Extended Data Fig. 6. Impact of temperature on hospital admission for gestation–related diseases (GRDs).

Geographic distribution of extreme temperature–associated hospitalization risks for GRDs across Chinese cities, showing extreme heat (a) and cold (b) patterns. (a) GRDs thermal risk demarcation line for extreme heat, where cities north of this threshold (red dashed line) (~31°N) present elevated relative risks for GRDs hospitalizations. (b) GRDs thermal risk demarcation line of extreme cold, with cities south of this threshold (blue dashed line) (~39°N) demonstrating increased cold–associated risk.

Extended Data Fig. 7. Projected temperature trends over time in China.

Future temperature change trends across different regions under three emission scenarios.

Extended Data Fig. 8. Future temperature thresholds.

Future temperature thresholds across different regions are calculated via three evaluation methods for extreme temperatures, a for heat and b for cold.

Extended Data Fig. 9. Future excess hospitalization risks attributed to temperatures under T0.

(a) Heat-related temperatures and (b) cold-related temperatures.T0, above 27.5 °C and below 12.5 °C.

Extended Data Fig. 10. Future excess hospitalization risks attributed to temperatures under T2.

(a) Heat-related temperatures and (b) cold-related temperatures.T2, temperature thresholds change annually, assuming a trend of temperature adaptation.
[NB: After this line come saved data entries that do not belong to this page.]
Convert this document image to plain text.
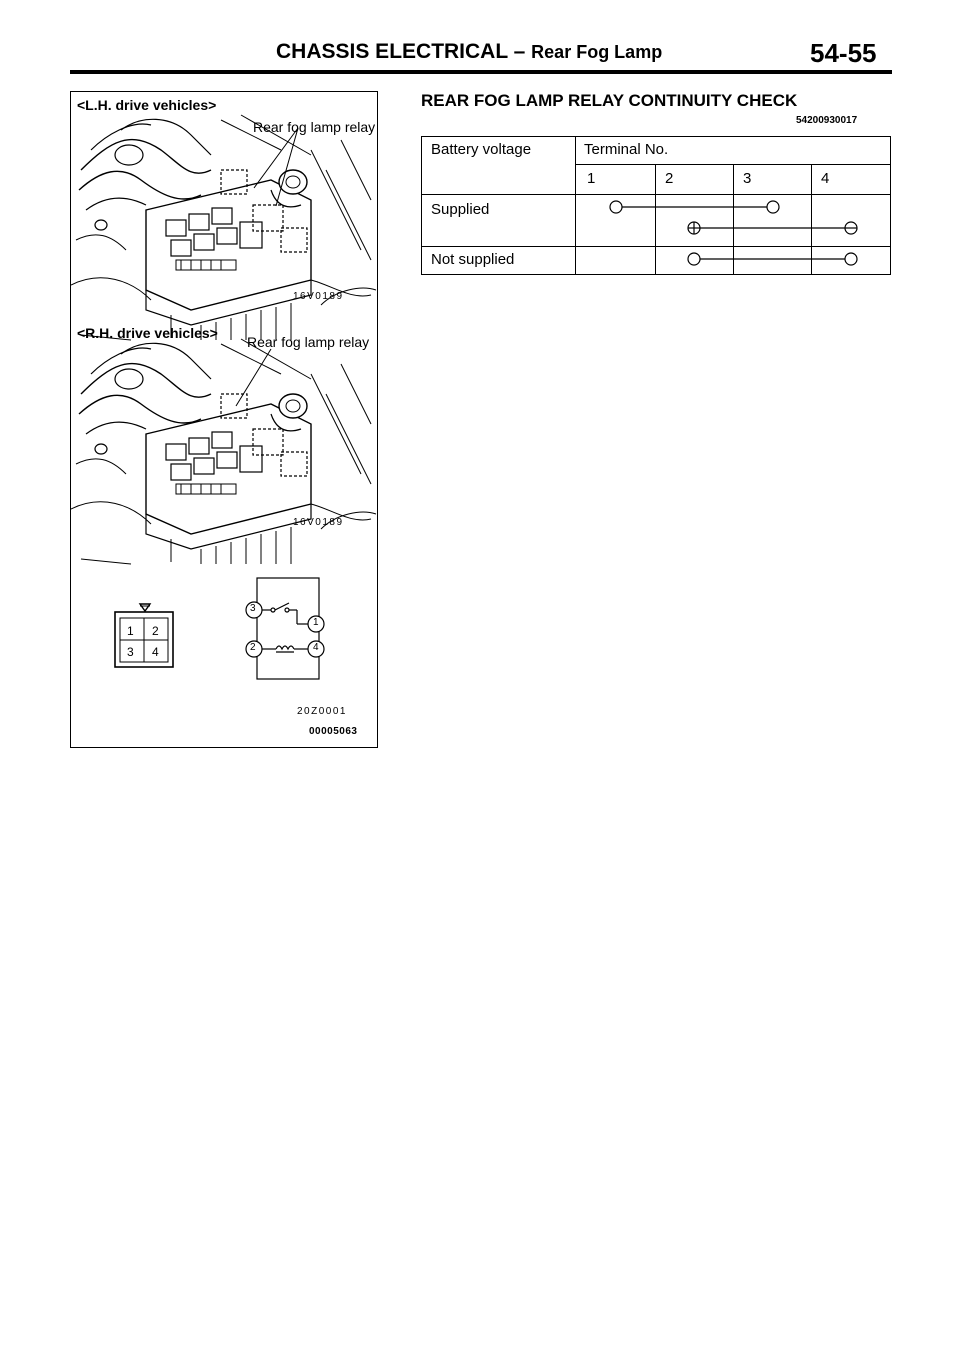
CHASSIS ELECTRICAL – Rear Fog Lamp	54-55
<L.H. drive vehicles>
Rear fog lamp relay
16V0189
<R.H. drive vehicles>
Rear fog lamp relay
16V0189
1 2
3 4
3
1
2	4
20Z0001
00005063
REAR FOG LAMP RELAY CONTINUITY CHECK
54200930017
Battery voltage	Terminal No.
1	2	3	4
Supplied
Not supplied
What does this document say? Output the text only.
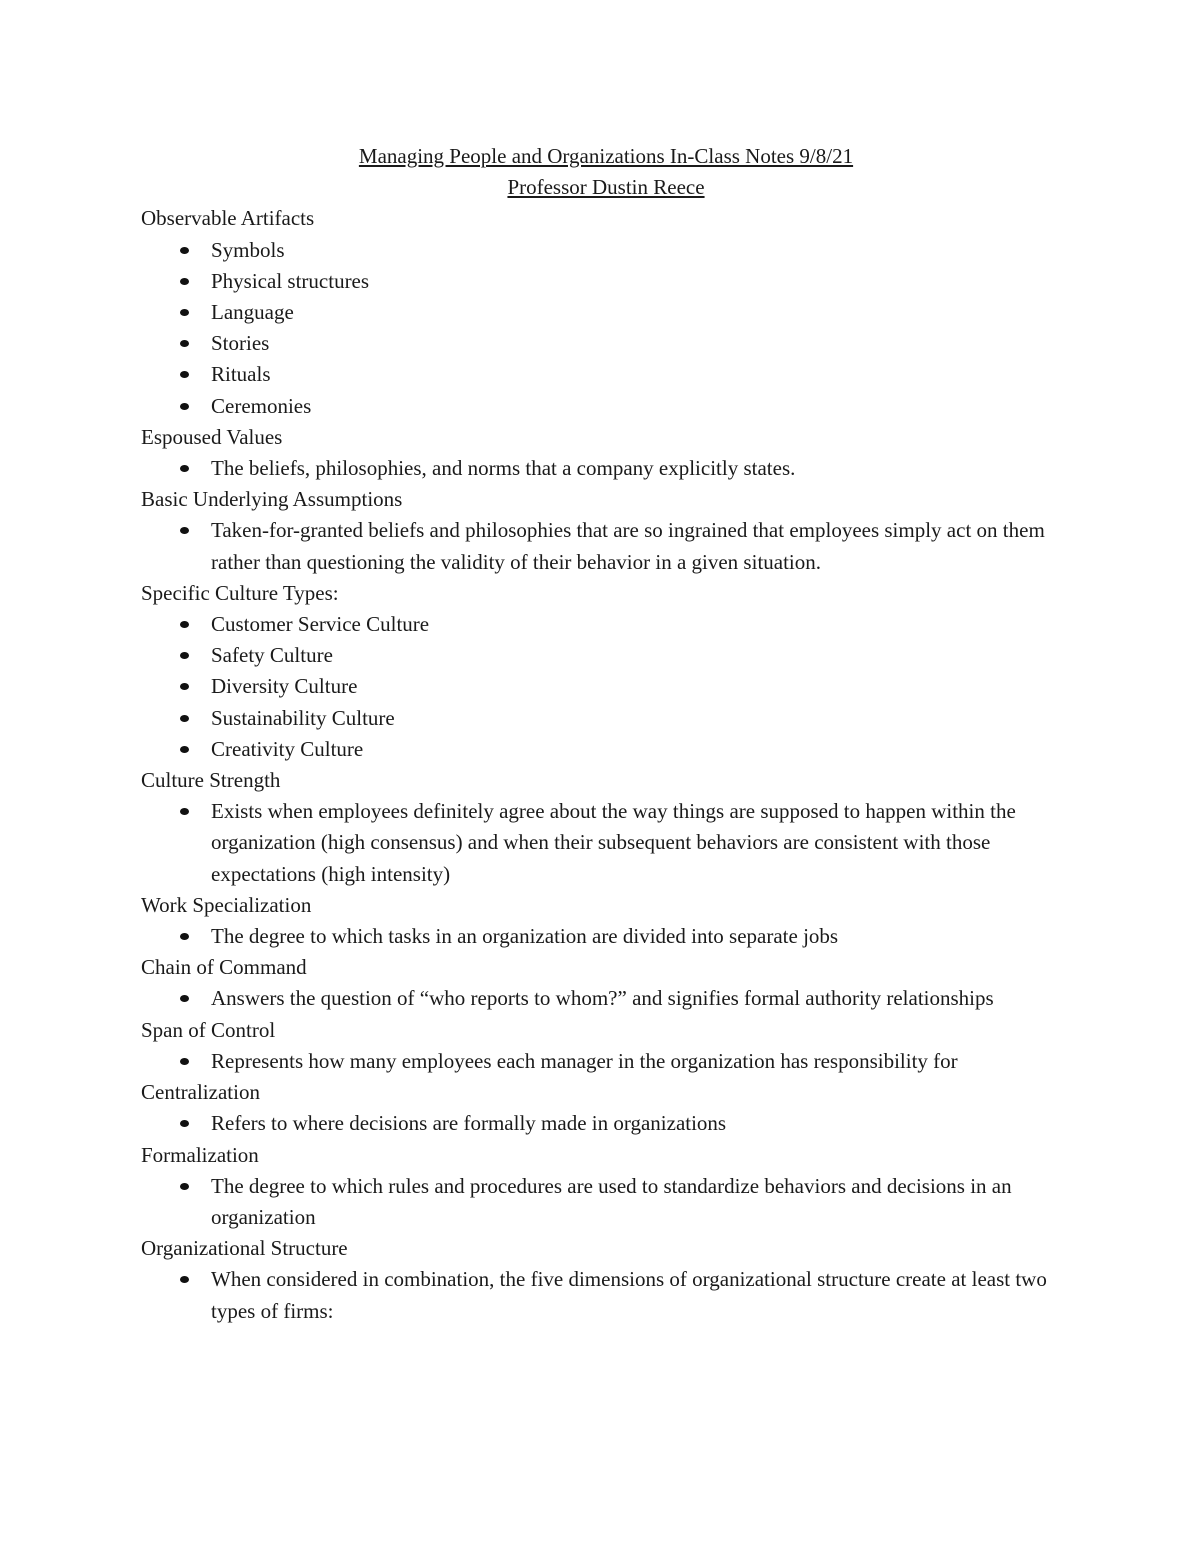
Managing People and Organizations In-Class Notes 9/8/21

Professor Dustin Reece

Observable Artifacts

Symbols
Physical structures
Language
Stories
Rituals
Ceremonies

Espoused Values

The beliefs, philosophies, and norms that a company explicitly states.

Basic Underlying Assumptions

Taken-for-granted beliefs and philosophies that are so ingrained that employees simply act on them rather than questioning the validity of their behavior in a given situation.

Specific Culture Types:

Customer Service Culture
Safety Culture
Diversity Culture
Sustainability Culture
Creativity Culture

Culture Strength

Exists when employees definitely agree about the way things are supposed to happen within the organization (high consensus) and when their subsequent behaviors are consistent with those expectations (high intensity)

Work Specialization

The degree to which tasks in an organization are divided into separate jobs

Chain of Command

Answers the question of “who reports to whom?” and signifies formal authority relationships

Span of Control

Represents how many employees each manager in the organization has responsibility for

Centralization

Refers to where decisions are formally made in organizations

Formalization

The degree to which rules and procedures are used to standardize behaviors and decisions in an organization

Organizational Structure

When considered in combination, the five dimensions of organizational structure create at least two types of firms:
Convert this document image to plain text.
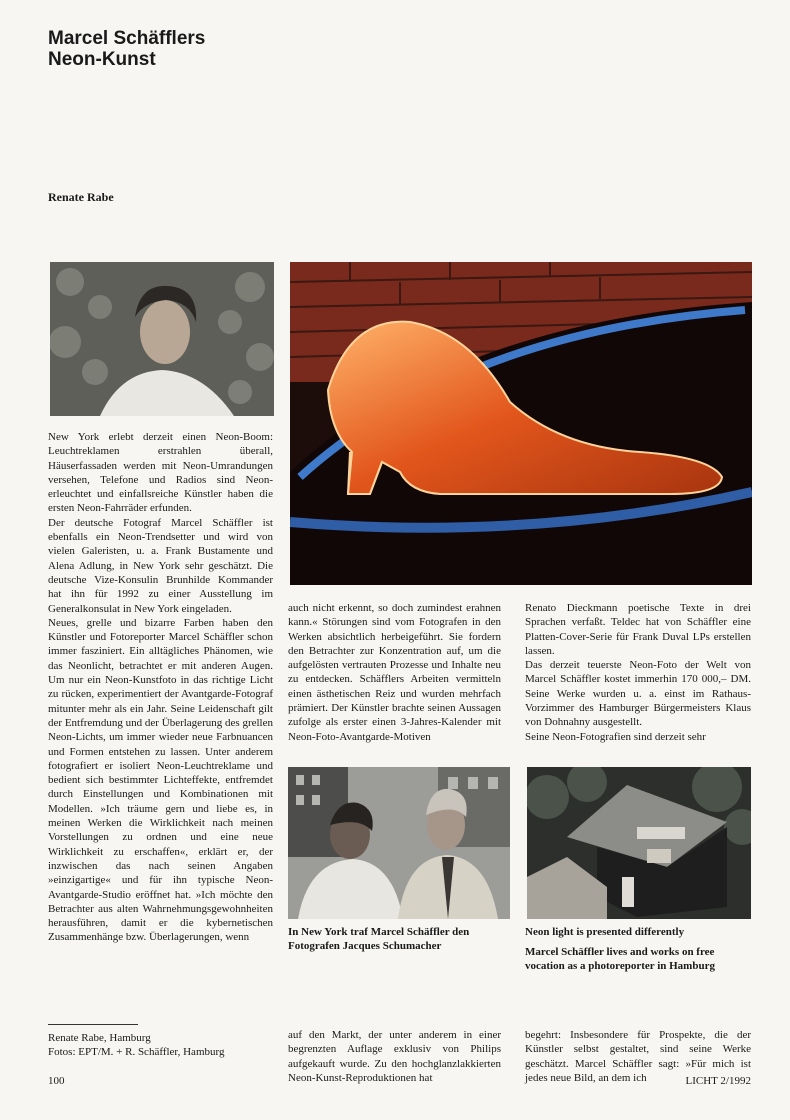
Marcel Schäfflers
Neon-Kunst
Renate Rabe

New York erlebt derzeit einen Neon-Boom: Leuchtreklamen erstrahlen überall, Häuserfassaden werden mit Neon-Umrandungen versehen, Telefone und Radios sind Neon-erleuchtet und einfallsreiche Künstler haben die ersten Neon-Fahrräder erfunden.

Der deutsche Fotograf Marcel Schäffler ist ebenfalls ein Neon-Trendsetter und wird von vielen Galeristen, u. a. Frank Bustamente und Alena Adlung, in New York sehr geschätzt. Die deutsche Vize-Konsulin Brunhilde Kommander hat ihn für 1992 zu einer Ausstellung im Generalkonsulat in New York eingeladen.

Neues, grelle und bizarre Farben haben den Künstler und Fotoreporter Marcel Schäffler schon immer fasziniert. Ein alltägliches Phänomen, wie das Neonlicht, betrachtet er mit anderen Augen. Um nur ein Neon-Kunstfoto in das richtige Licht zu rücken, experimentiert der Avantgarde-Fotograf mitunter mehr als ein Jahr. Seine Leidenschaft gilt der Entfremdung und der Überlagerung des grellen Neon-Lichts, um immer wieder neue Farbnuancen und Formen entstehen zu lassen. Unter anderem fotografiert er isoliert Neon-Leuchtreklame und bedient sich bestimmter Lichteffekte, entfremdet durch Einstellungen und Kombinationen mit Modellen. »Ich träume gern und liebe es, in meinen Werken die Wirklichkeit nach meinen Vorstellungen zu ordnen und eine neue Wirklichkeit zu erschaffen«, erklärt er, der inzwischen das nach seinen Angaben »einzigartige« und für ihn typische Neon-Avantgarde-Studio eröffnet hat. »Ich möchte den Betrachter aus alten Wahrnehmungsgewohnheiten herausführen, damit er die kybernetischen Zusammenhänge bzw. Überlagerungen, wenn

Renate Rabe, Hamburg
Fotos: EPT/M. + R. Schäffler, Hamburg

auch nicht erkennt, so doch zumindest erahnen kann.« Störungen sind vom Fotografen in den Werken absichtlich herbeigeführt. Sie fordern den Betrachter zur Konzentration auf, um die aufgelösten vertrauten Prozesse und Inhalte neu zu entdecken. Schäfflers Arbeiten vermitteln einen ästhetischen Reiz und wurden mehrfach prämiert. Der Künstler brachte seinen Aussagen zufolge als erster einen 3-Jahres-Kalender mit Neon-Foto-Avantgarde-Motiven

Renato Dieckmann poetische Texte in drei Sprachen verfaßt. Teldec hat von Schäffler eine Platten-Cover-Serie für Frank Duval LPs erstellen lassen.

Das derzeit teuerste Neon-Foto der Welt von Marcel Schäffler kostet immerhin 170 000,– DM. Seine Werke wurden u. a. einst im Rathaus-Vorzimmer des Hamburger Bürgermeisters Klaus von Dohnahny ausgestellt.

Seine Neon-Fotografien sind derzeit sehr

In New York traf Marcel Schäffler den Fotografen Jacques Schumacher
Neon light is presented differently
Marcel Schäffler lives and works on free vocation as a photoreporter in Hamburg

auf den Markt, der unter anderem in einer begrenzten Auflage exklusiv von Philips aufgekauft wurde. Zu den hochglanzlakkierten Neon-Kunst-Reproduktionen hat

begehrt: Insbesondere für Prospekte, die der Künstler selbst gestaltet, sind seine Werke geschätzt. Marcel Schäffler sagt: »Für mich ist jedes neue Bild, an dem ich

100	LICHT 2/1992
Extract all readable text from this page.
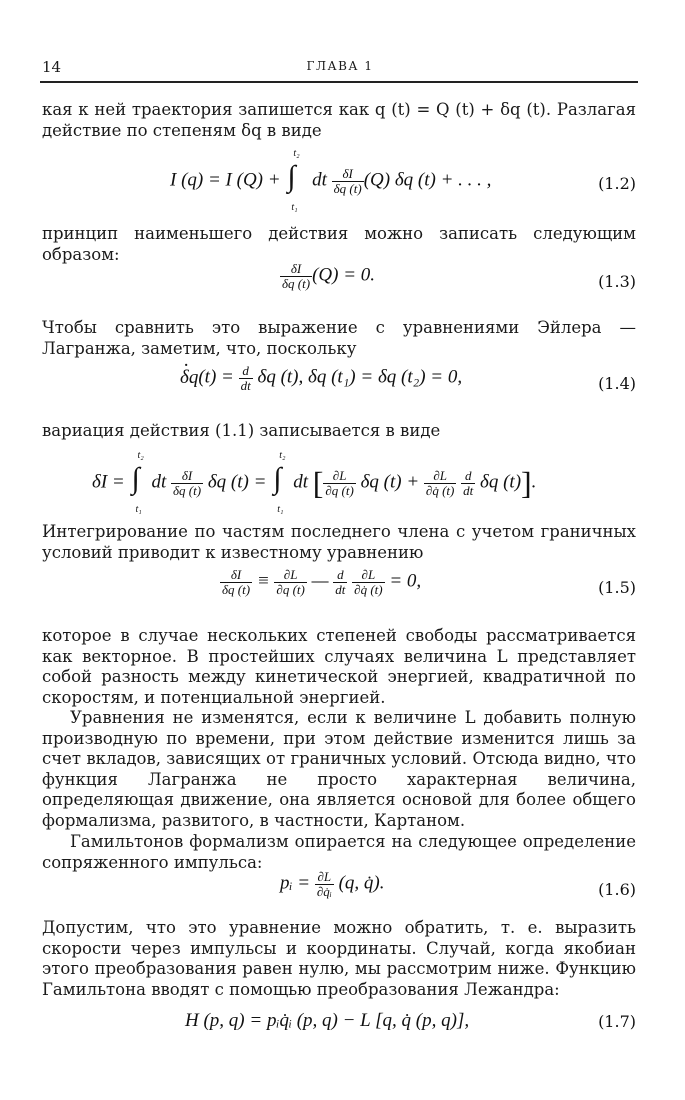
14	ГЛАВА 1

кая к ней траектория запишется как q (t) = Q (t) + δq (t). Разлагая действие по степеням δq в виде

I (q) = I (Q) + ∫
t₂
t₁
dt $\frac{\delta I}{\delta q (t)} (Q)$ δq (t) + . . . ,	(1.2)

принцип наименьшего действия можно записать следующим образом:

$\frac{\delta I}{\delta q (t)} (Q) = 0$.	(1.3)

Чтобы сравнить это выражение с уравнениями Эйлера — Лагранжа, заметим, что, поскольку

$\delta q \cdot(t) = \frac{d}{dt}$ δq (t), δq (t₁) = δq (t₂) = 0,	(1.4)

вариация действия (1.1) записывается в виде

δI = ∫
t₂
t₁
dt $\frac{\delta I}{\delta q (t)}$ δq (t) = ∫
t₂
t₁
dt [ $\frac{\partial L}{\partial q (t)}$ δq $(t) + \frac{\partial L}{\partial q̇ (t)}$
$\frac{d}{dt}$ δq (t)].

Интегрирование по частям последнего члена с учетом граничных условий приводит к известному уравнению

$\frac{\delta I}{\delta q (t)} \equiv \frac{\partial L}{\partial q (t)}$ — $\frac{d}{dt}$
$\frac{\partial L}{\partial q̇ (t)} = 0$,	(1.5)

которое в случае нескольких степеней свободы рассматривается как векторное. В простейших случаях величина L представляет собой разность между кинетической энергией, квадратичной по скоростям, и потенциальной энергией.

Уравнения не изменятся, если к величине L добавить полную производную по времени, при этом действие изменится лишь за счет вкладов, зависящих от граничных условий. Отсюда видно, что функция Лагранжа не просто характерная величина, определяющая движение, она является основой для более общего формализма, развитого, в частности, Картаном.

Гамильтонов формализм опирается на следующее определение сопряженного импульса:

pᵢ = $\frac{\partial L}{\text{∂q̇ᵢ}} (q$, q̇).	(1.6)

Допустим, что это уравнение можно обратить, т. е. выразить скорости через импульсы и координаты. Случай, когда якобиан этого преобразования равен нулю, мы рассмотрим ниже. Функцию Гамильтона вводят с помощью преобразования Лежандра:

H (p, q) = pᵢq̇ᵢ (p, q) − L [q, q̇ (p, q)],	(1.7)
Extended Data Fig. 11. Future regional excess hospitalization costs and GDP (Unit: RMB, T1, no adaptation).

a represents the excess heat–related costs, and b represents the GDP under different carbon emission scenarios.

Extended Data Fig. 12. Relationship between HBEI and hospital availability under extreme heat across three emission scenarios.

Number of Hospitals represents the total number of hospitals in each city, while Number of Class III Hospitals refers to tertiary hospitals, which provide more comprehensive and higher-quality medical care.

Extended Data Fig. 13. Excess hospitalizations attributable to extremely hot and cold temperatures across different regions.

Here, the unit label on the y-axis uses “K” to denote thousands, whereas “M” denotes millions.